The plants might look ugly for a while, but they’ll really kick on. Bill Garland near Maungatautari did one of these trials in his front paddocks and a neighbour gave him a little bit of a flack.
“It looks shocking, but it’s come away really well. You will be promoting the growth of the competitive pasture species like ryegrass, that will dominate over others. If you had a paddock that was all Kikuyu or all yellow bristle grass and you lock that up, you're not going to suddenly get ryegrass and white clover, so you need to kind of use some common sense in terms of is this paddock appropriate to defer, or is it really poor in terms of what’s there and it’s not going to magically recover.”
Having said that, it can be low and quite weedy, but if the fertility’s good and you have the right class of stock to graze it off, you can get a heck of a lot of recovery, Tozer says.
“If anything, the impact of the deferred grazing will last longer in dairy pastures than in beef and sheep hill country, because the flatter land is so much more conducive for ryegrass persistence - and the benefit also persists longer.”
To measure this growth in the root and plant, researchers use rhizotrons, clear plastic tubes inserted below ground. You put a camera down them and take repeated measures of the root so you can see how they grow over time.
Tozer says the deferred grazing study is backed by good, sound ecological science and principles. “And therefore, it fits into a conventional framework because people might be using herbicides, fertilisers - standard grazing practice. But this is saying, for this season of the year when it's so critical to refuel the plant, to replenish the reserves, allow those roots to get down, you need to rest it. It's still consistent with a conventional framework, and it's also consistent with a regenerative framework as well.”
There will always be regional differences in field testing of this sort, Tozer says, but the same principles apply to pastures based on Cocksfoot, Phalaris, and Microlaena, which is indigenous to both New Zealand and Australia.

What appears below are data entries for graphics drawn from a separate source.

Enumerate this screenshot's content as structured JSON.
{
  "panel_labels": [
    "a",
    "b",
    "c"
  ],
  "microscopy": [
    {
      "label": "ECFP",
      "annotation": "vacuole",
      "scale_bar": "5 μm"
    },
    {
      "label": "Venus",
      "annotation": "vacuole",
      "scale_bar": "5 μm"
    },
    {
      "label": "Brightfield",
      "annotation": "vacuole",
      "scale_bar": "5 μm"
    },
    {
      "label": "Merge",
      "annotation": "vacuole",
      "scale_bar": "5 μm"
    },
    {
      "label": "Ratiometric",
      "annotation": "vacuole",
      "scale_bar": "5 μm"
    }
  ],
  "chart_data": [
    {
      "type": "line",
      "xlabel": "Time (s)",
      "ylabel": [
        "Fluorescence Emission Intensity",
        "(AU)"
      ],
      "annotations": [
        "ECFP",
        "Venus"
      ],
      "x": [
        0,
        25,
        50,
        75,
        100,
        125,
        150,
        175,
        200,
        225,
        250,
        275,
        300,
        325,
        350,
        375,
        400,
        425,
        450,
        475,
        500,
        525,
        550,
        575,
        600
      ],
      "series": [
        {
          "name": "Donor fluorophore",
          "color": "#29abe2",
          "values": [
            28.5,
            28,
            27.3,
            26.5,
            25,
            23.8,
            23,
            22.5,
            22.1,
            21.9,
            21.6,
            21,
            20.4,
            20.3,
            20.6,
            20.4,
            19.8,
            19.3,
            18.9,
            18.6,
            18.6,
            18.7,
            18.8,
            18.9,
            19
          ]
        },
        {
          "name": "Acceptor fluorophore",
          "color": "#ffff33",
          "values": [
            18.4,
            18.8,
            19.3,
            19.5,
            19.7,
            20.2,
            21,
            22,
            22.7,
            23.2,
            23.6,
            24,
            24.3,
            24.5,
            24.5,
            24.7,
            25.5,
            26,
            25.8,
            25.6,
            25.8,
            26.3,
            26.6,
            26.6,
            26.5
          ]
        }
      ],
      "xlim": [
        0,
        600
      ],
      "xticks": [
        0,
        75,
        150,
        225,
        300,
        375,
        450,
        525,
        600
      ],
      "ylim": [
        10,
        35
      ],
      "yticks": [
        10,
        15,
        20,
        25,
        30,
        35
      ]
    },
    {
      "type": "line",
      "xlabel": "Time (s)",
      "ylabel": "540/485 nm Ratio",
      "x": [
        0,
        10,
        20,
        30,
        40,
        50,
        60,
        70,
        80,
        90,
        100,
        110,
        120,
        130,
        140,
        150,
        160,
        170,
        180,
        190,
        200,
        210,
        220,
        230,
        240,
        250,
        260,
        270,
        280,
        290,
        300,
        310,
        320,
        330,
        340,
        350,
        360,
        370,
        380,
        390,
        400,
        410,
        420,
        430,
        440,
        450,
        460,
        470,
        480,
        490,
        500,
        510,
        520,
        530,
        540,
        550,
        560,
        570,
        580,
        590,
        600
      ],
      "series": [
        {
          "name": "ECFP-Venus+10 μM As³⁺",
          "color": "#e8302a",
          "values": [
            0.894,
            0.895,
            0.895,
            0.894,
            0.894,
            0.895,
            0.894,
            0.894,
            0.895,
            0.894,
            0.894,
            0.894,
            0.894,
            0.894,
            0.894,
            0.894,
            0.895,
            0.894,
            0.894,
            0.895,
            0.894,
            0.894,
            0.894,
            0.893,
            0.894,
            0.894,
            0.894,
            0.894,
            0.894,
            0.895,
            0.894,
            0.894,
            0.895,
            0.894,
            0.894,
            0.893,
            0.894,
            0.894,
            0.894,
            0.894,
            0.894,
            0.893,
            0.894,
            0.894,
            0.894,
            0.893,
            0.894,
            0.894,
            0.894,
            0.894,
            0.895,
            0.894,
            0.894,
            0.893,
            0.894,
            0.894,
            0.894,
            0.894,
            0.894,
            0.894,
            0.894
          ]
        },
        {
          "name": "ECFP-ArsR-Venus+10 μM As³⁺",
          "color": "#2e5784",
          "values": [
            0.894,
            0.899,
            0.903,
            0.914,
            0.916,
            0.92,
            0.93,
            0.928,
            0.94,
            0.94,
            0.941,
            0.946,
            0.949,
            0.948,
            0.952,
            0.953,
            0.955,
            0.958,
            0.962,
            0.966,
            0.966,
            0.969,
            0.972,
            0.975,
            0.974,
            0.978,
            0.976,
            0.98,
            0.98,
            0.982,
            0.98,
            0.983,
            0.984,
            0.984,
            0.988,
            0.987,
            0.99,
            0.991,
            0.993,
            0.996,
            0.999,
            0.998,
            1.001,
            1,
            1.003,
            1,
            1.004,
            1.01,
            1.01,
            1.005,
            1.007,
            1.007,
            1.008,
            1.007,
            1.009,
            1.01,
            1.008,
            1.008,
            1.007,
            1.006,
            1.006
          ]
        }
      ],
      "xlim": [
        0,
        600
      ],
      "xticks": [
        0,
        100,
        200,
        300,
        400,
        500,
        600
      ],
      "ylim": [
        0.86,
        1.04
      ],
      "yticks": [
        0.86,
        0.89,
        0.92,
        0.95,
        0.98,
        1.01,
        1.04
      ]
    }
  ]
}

“It’s this whole principle of just resting to replenish the reserves, store the roots and refill refuel the regrowth. It’s something that's been around for years, but we're just understanding how it works a little bit more. And we’re working with farmers and rural professionals in the pastoral industry, pooling that knowledge so that we can come up with recommendations that are as helpful for farmers as possible.”